I think the answer is already in the post, too. The grounds is that extramarital affairs undermine the marital contract and undermine family relationships. Unless, of course, it was understood to begin with that fidelity was not expected, or if it was cleared by the spouse.

When they oppose gay marriage but do nothing about infidelity, child molestation, wife beating, family values conservatives are barking up the wrong tree. Which is a shame, because there is a good discussion to be had.

The Talmudic principle is no man is presumed to have his relations be promiscuous and the Talmud seeks to ensure that a man and a woman will not be together. It’s called Yichud.

Classic Yichud is a Rabbinic restriction against being alone with a forbidden relation. It applies first and foremost to ervot, i.e. Biblically prohibited relations. This does not apply here.

A separate ban on Yichud P'nuya (confinement with a single girl) does exist. If I remember correctly, its main purpose is to protect women against rape (hence the Talmudic statement that David instituted it after Adonijah's sin). I don't think it has much to do with extramarital sex per se, although it does score one for the rabbis in the women's lib department. Please cite your source and we can continue to discuss this... it's been a while since I learned these g'maras.

Holy Hyrax said...

>child molestation, wife beating

This is the second time you include these.

Why?

Who is not doing ANYTHING about this?

The Candy Man said...

>Who is not doing ANYTHING about this?

Never said they weren't doing anything, although many politicians aren't. But even the best of them aren't doing enough.

It's a question of proportion. Child and spousal abuse do a LOT of damage to families. But there's very LITTLE dialogue about these issues.

Homosexual marriage does LITTLE damage to family life, if any (I certainly don't think it does any). Yet there's a LOT of political diatribe about it.

I think we have to sort out our priorities here.

The Candy Man said...

well, maybe i did say it :)

Holy Hyrax said...

>But there's very LITTLE dialogue about these issues.

There is little being said about it POLITICALLY, because things are being done about it in every corner of this country. Nowhere is it excepted. There are shelters, and educational programs.

The reason Gay marriage is being talked about is because its the NEW thing.

The Candy Man said...

>There are shelters, and educational programs.

There's not enough being done. And part of the problem is that people don't care.

I completely agree that gay marriage is a "hot topic" because it's controversial. But our politicians should be wise enough to avoid what's HOT and concentrate on what's IMPORTANT. What good does flapping our gums about gay marriage do? Wouldn't the time and money be better spent fixing the big problems? Unless you think problems like spousal and child abuse are already largely solved.

Anonymous said...

“The Candy Man said...
But how can you the Candy Man oppose anyone have sex on the side? On what grounds? You give me any ground and I’ll throw it back at you with a why.

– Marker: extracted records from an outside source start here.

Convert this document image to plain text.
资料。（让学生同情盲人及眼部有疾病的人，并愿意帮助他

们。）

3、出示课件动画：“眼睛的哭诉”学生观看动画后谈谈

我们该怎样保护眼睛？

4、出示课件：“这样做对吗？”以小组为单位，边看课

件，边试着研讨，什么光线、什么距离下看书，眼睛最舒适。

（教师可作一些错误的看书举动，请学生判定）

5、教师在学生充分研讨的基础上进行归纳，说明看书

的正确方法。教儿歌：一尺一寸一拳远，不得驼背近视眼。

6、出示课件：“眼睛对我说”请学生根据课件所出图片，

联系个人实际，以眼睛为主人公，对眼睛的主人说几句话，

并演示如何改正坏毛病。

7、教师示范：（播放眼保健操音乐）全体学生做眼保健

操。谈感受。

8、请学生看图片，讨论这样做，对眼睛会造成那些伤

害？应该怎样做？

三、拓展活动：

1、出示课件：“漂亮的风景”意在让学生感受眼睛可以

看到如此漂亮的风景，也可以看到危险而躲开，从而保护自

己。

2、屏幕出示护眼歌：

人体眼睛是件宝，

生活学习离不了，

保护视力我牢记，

On what grounds indeed? This is truly the question. That's what I'm struggling with in the post. I feel it's wrong, but why... and can I prove it?

I think the answer is already in the post, too. The grounds is that extramarital affairs undermine the marital contract and undermine family relationships.”

But suppose you undermine them what code are you violating? Are you willing to say there really is a metaphysical existence to morality and ethics or is it nothing but feelings without any reality beyond ourselves? If the latter you have no basis for morality and ethics beyond imposing them by force.

"I think the answer is already in the post, too. The grounds is that extramarital affairs undermine the marital contract and undermine family relationships.Unless, of course, it was understood to begin with that fidelity was not expected, or if it was cleared by the spouse.”

In which case you undermine the marital contract and undermine family relationships including for the children.